Plus probablement, ça va déconfiner par morceaux. On ne va pas se démouler en bloc comme un beau foie gras. On sera gras, sans doute, après ces semaines de bernique, mais pas en bloc : ça va déconfiner par région, par tranche d’âge, par état de santé, on ne sait pas.
Usbek et Rica publie un article bluffant sur l’après. J’essaye de résumer : on s’est fait vitrifier sur place comme Pompéi. L'État est redevenu l’acteur majeur de la société. Après ne sera pas comme avant mais on ne sait pas comment. On va peut-être recommencer à être prévoyant, à produire local. Belle réflexion.

A part ça, les mauvaises nouvelles habituelles mais qui fouaillent quand même : deux premiers morts dans un bidonville en Inde. A Guayaquil en Équateur, les corps attendent le long des maisons et au bord des routes. La morgue de Milan est pleine. New-York brule, le bateau-hôpital est vide.

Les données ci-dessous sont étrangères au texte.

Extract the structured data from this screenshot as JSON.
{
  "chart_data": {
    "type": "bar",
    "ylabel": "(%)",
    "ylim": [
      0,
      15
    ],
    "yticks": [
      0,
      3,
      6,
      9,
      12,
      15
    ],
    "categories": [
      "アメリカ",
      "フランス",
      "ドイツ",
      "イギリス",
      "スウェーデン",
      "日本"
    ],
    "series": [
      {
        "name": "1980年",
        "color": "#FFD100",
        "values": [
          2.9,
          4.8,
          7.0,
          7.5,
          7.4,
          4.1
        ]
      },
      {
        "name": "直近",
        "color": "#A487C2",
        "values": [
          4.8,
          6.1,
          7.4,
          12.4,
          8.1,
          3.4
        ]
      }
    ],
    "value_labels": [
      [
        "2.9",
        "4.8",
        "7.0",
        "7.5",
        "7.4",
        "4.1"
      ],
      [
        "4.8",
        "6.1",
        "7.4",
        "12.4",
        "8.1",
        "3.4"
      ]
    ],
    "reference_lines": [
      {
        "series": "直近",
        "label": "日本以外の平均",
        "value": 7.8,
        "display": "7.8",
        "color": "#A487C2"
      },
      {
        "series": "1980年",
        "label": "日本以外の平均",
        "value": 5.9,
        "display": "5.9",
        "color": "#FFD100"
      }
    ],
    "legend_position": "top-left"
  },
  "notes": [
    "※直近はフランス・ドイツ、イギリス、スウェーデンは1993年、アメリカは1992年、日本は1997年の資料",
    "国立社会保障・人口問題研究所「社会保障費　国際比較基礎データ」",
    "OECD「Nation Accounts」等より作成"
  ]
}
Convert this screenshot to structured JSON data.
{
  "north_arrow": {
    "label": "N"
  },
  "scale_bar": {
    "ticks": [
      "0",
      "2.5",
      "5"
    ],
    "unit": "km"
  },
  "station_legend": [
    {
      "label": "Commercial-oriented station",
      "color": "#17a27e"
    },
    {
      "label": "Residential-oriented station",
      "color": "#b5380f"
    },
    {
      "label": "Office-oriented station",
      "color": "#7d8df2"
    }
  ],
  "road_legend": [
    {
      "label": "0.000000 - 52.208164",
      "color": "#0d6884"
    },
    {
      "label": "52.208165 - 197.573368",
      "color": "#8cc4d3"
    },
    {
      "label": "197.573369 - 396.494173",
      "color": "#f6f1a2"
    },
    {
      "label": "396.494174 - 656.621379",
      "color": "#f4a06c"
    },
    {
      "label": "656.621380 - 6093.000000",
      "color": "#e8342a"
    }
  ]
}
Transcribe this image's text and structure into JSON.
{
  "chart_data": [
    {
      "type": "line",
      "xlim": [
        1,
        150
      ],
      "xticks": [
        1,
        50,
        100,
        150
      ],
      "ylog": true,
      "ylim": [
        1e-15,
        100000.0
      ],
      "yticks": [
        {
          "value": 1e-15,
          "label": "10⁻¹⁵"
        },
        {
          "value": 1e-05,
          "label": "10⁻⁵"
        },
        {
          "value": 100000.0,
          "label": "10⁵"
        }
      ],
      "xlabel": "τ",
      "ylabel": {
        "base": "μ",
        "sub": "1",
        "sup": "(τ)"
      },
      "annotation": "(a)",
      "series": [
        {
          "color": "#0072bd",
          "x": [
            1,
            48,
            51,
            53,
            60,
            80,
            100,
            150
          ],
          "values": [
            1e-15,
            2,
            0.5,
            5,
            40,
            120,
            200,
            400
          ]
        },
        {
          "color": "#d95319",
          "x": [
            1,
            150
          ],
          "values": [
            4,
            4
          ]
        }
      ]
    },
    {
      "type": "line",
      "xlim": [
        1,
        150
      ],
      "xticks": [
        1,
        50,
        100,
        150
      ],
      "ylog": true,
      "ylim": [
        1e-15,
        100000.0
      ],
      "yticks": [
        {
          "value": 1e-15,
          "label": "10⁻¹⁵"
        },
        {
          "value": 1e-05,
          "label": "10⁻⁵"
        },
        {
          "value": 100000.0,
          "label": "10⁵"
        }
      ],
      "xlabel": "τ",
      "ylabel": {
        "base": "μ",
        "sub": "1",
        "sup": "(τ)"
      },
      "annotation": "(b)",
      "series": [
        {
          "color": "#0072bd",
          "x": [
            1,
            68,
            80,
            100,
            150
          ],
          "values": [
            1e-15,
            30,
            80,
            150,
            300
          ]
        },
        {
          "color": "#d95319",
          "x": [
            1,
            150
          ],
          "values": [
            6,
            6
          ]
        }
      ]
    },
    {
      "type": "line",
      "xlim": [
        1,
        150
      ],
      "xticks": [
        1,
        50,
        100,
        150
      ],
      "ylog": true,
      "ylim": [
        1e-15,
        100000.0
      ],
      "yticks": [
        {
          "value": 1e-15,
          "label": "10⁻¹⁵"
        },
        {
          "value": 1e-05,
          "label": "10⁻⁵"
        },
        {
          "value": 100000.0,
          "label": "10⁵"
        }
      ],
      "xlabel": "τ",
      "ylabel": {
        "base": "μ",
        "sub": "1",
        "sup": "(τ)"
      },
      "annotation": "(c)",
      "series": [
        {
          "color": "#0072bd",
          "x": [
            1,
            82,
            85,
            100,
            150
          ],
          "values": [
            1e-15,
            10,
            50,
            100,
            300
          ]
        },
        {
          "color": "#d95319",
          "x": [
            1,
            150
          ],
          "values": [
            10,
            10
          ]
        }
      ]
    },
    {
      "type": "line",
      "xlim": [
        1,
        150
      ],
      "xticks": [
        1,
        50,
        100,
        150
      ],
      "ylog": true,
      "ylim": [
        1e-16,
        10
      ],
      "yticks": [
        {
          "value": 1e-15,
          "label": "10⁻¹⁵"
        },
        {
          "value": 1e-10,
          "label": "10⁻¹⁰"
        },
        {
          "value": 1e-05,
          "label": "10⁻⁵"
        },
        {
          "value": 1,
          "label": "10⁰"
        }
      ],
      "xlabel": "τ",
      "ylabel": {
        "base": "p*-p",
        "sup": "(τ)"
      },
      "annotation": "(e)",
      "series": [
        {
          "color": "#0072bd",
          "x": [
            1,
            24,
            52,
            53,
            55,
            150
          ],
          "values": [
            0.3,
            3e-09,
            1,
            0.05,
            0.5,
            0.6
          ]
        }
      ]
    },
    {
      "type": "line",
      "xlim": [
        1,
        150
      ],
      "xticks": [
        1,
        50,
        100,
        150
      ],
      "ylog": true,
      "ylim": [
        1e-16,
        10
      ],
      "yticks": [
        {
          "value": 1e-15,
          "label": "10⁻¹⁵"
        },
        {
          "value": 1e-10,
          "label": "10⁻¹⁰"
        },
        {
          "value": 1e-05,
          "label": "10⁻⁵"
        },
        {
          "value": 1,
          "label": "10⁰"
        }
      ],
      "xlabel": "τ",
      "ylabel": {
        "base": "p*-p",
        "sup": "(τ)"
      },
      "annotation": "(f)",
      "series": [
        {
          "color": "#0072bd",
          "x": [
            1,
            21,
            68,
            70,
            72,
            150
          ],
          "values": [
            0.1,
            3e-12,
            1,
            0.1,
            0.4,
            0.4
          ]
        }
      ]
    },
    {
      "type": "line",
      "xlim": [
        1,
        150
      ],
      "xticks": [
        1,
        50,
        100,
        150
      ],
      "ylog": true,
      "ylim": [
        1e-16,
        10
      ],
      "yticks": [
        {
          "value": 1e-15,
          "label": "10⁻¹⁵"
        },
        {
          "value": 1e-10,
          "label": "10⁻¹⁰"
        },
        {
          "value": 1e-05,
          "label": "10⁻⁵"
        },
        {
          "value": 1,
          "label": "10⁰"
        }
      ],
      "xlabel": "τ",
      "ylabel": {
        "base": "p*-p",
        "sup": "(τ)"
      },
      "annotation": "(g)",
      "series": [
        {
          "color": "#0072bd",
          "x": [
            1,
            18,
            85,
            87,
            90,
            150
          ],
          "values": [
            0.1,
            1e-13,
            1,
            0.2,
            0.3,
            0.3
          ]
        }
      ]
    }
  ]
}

Je prends conscience qu’on vit peut-être un tournant. Ce n’est pas que une crise mondiale, ça pourrait être un début de démondialisation, de démontage de l’Europe (ou le contraire), de retour à une pensée à moyen terme. Tout ça a des inconvénients et des avantages. Est-ce que la crise climatique, cauchemar quotidien, est subitement devenue un non-problème ?
Il va falloir commencer à lire autre chose que des courbes de morts. Par exemple, Harari l’historien génial dit en substance que nous sommes en train de prendre un coup de pied au cul cosmique. Des tas de choses qui se trainaient se mettent à cavaler comme des lapins. Des expériences sociales à grande échelle vont avoir lieu. Télétravail, oui mais aussi les ultraconservateurs américains réfléchissent au revenu universel. Ça scie la nouille un peu quand même, ça. Ils réfléchissent aussi à la façon de fliquer tout le monde comme les Chinois.
L’IFTF, agence de prospective californienne, écrit aussi sûrement des milliards de choses époustouflantes mais là excuse je n’ai pas le temps de lire tout internet. Je finis le texte du jour et on en parle demain, quand j’aurai remis mon cerveau à l’endroit.

Et aussi : le bac est annulé, ce sera au contrôle continu.

Ici, au niveau du quotidien, on nage en pleine routine, certains même commencent à s’en plaindre dans le quatuor familial.
On a notre premier apéro-visio ce soir. C’est pas mal. Moins bien qu’en vrai mais pas mal. Ça dure moins longtemps, on picole moins.

Pendant ce temps, des choses demeurent : dans le jardin une grosse abeille charpentière se pose sur une fleur d’arum, dans le cône blanc velouté comme une joue de jeune mariée. Blanc pur, jaune intense, noir velu, noir-bleu transparent des ailes. Éblouissant.
Je vois aussi une fauvette et un geai dans l’érable des voisins. Je n’en avais jamais vu. Parce que d’habitude je suis au travail et que c’est trop loin, ou parce qu’ils se baladent plus en notre absence. Je l’ai dit, bientôt on aura des grenouilles dans la salle de bain. Les temps changent.


2 commentaires:

  1. A part le mot catastrophe qui commence a tourner serieux dans ma tete, j apprecie le sourire narquois des animaux en cage.